Sha Ine Febriyanti tampil beda saat membawakan monolog berjudul ‘Wakil Rakyat yang Terhormat’.
Monolog tersebut adalah salah satu dari dua monolog yang dipentaskan dalam acara Pentas 2 Monolog. Pentas diadakan pada 12 November 2014 di Bentara Budaya Bali, Ketewel, Gianyar.
Ini pertama kalinya Ine membawakan sebuah monolog politik yang bertemakan paradoks seorang wakil rakyat. Selain Ine, Didon Kajeng juga berhasil memukau penonton, membawakan monolog lainnya yang bertajuk ‘Orang Gila’.
Ine Febriyanti dan Didon Kajeng memilih sendiri naskah dari Buku Monolog Politik, karya Putu Fajar Arcana. Monolog ‘Orang Gila’ disutradarai oleh Afif Mahfudz, sedangkan monolog ‘Wakil Rakyat yang Terhormat’ disutradarai oleh Putu Fajar Arcana.
Monolog ‘Wakil Rakyat yang Terhormat’, kata Ine, adalah gambaran kemunafikan yang melanda para pejabat di negeri ini. Medium topeng yang sangat dominan, merupakan simbol yang kuat untuk menyuarakan betapa banyak orang yang mengenakan topeng dalam kesehariannya.
Buku Monolog Politik berisi 5 naskah monolog yang ditulis dalam rentang waktu lima tahun, merupakan cermatan sang penulis melihat kondisi politik dan hukum di sini, di negara penuh santun.

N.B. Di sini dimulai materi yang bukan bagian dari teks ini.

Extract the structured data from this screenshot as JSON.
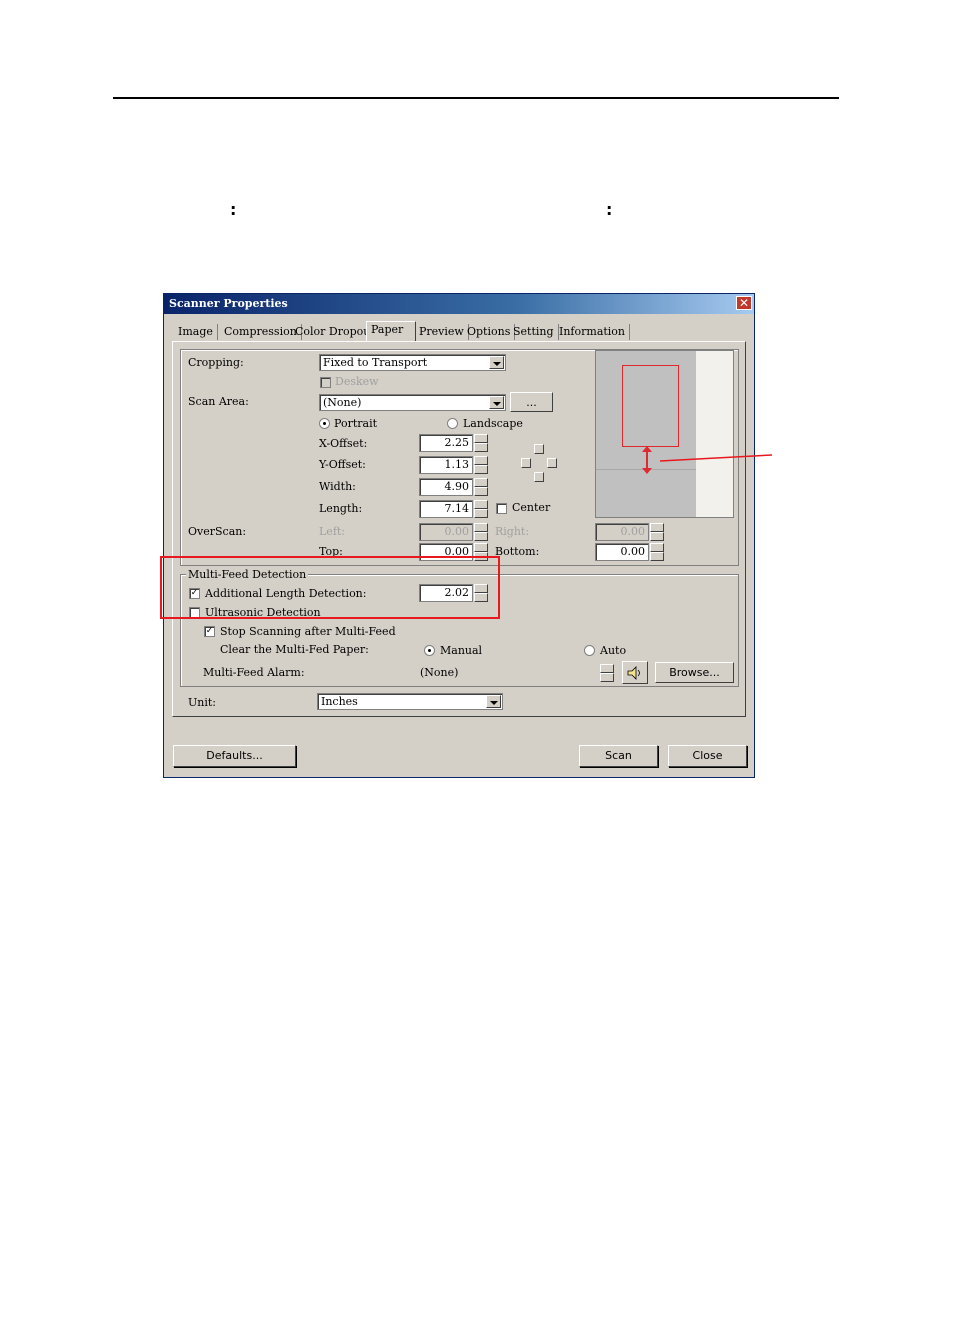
{
  "doc": {
    "colon_1": ":",
    "colon_2": ":"
  },
  "dialog": {
    "title": "Scanner Properties",
    "close_glyph": "✕",
    "tabs": [
      {
        "label": "Image"
      },
      {
        "label": "Compression"
      },
      {
        "label": "Color Dropout"
      },
      {
        "label": "Paper"
      },
      {
        "label": "Preview"
      },
      {
        "label": "Options"
      },
      {
        "label": "Setting"
      },
      {
        "label": "Information"
      }
    ],
    "active_tab": "Paper",
    "cropping": {
      "label": "Cropping:",
      "value": "Fixed to Transport",
      "deskew_label": "Deskew"
    },
    "scan_area": {
      "label": "Scan Area:",
      "value": "(None)",
      "browse_label": "..."
    },
    "orientation": {
      "portrait": "Portrait",
      "landscape": "Landscape",
      "selected": "Portrait"
    },
    "x_offset": {
      "label": "X-Offset:",
      "value": "2.25"
    },
    "y_offset": {
      "label": "Y-Offset:",
      "value": "1.13"
    },
    "width": {
      "label": "Width:",
      "value": "4.90"
    },
    "length": {
      "label": "Length:",
      "value": "7.14"
    },
    "center": {
      "label": "Center",
      "checked": false
    },
    "overscan": {
      "label": "OverScan:",
      "left_label": "Left:",
      "left_value": "0.00",
      "right_label": "Right:",
      "right_value": "0.00",
      "top_label": "Top:",
      "top_value": "0.00",
      "bottom_label": "Bottom:",
      "bottom_value": "0.00"
    },
    "multifeed": {
      "group_label": "Multi-Feed Detection",
      "additional_length_label": "Additional Length Detection:",
      "additional_length_checked": true,
      "additional_length_value": "2.02",
      "ultrasonic_label": "Ultrasonic Detection",
      "ultrasonic_checked": false,
      "stop_label": "Stop Scanning after Multi-Feed",
      "stop_checked": true,
      "clear_label": "Clear the Multi-Fed Paper:",
      "manual_label": "Manual",
      "auto_label": "Auto",
      "clear_selected": "Manual",
      "alarm_label": "Multi-Feed Alarm:",
      "alarm_value": "(None)",
      "browse_label": "Browse..."
    },
    "unit": {
      "label": "Unit:",
      "value": "Inches"
    },
    "buttons": {
      "defaults": "Defaults...",
      "scan": "Scan",
      "close": "Close"
    }
  },
  "colors": {
    "highlight_box": "#e8181f",
    "title_gradient_start": "#0a246a",
    "dialog_bg": "#d4d0c8"
  }
}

Putu Fajar Arcana mengaku menulis monolog ini secara khusus untuk mencermati centang-perenang kondisi politik dan hukum di tengah kasus dan isu korupsi, kolusi, kongkalikong pengusaha, birokrat dan politisi, serta hipokrisi yang melanda para pejabat negara.
Tema besar dalam buku ini, menyoroti sifat-sifat munafik dan rakus, yang banyak diidap justru oleh priyayi politik negeri ini. Hal yang sangat spesifik dan karenanya unik, tokoh-tokoh hitam dalam buku ini melakukan orasi politik untukmembenarkan segala perilaku “menyimpang”. Tetapi alih-alih menuju pada perbaikan sikap dan sifat, semakin ada upaya membela diri, para tokoh dalam monolog ini justru semakin memperlihatkan kebejatan moral mereka.
Bahkan kecenderungan membolak-balik fakta menjadi fitnah yang keji, sudah ditulis dalam lakon monolog ini jauh sebelum hal itu terjadi saat ini. “Sifat-sifat seperti itu bisa terjadi kapan saja. Sejak dulu dalam cerita-cerita klasik juga, fitnah itu jadi satu cara menyingkirkan lawan politik. Kita tidak boleh berhenti melawannya,” kata Putu Fajar Arcana yang akrab disapa Can.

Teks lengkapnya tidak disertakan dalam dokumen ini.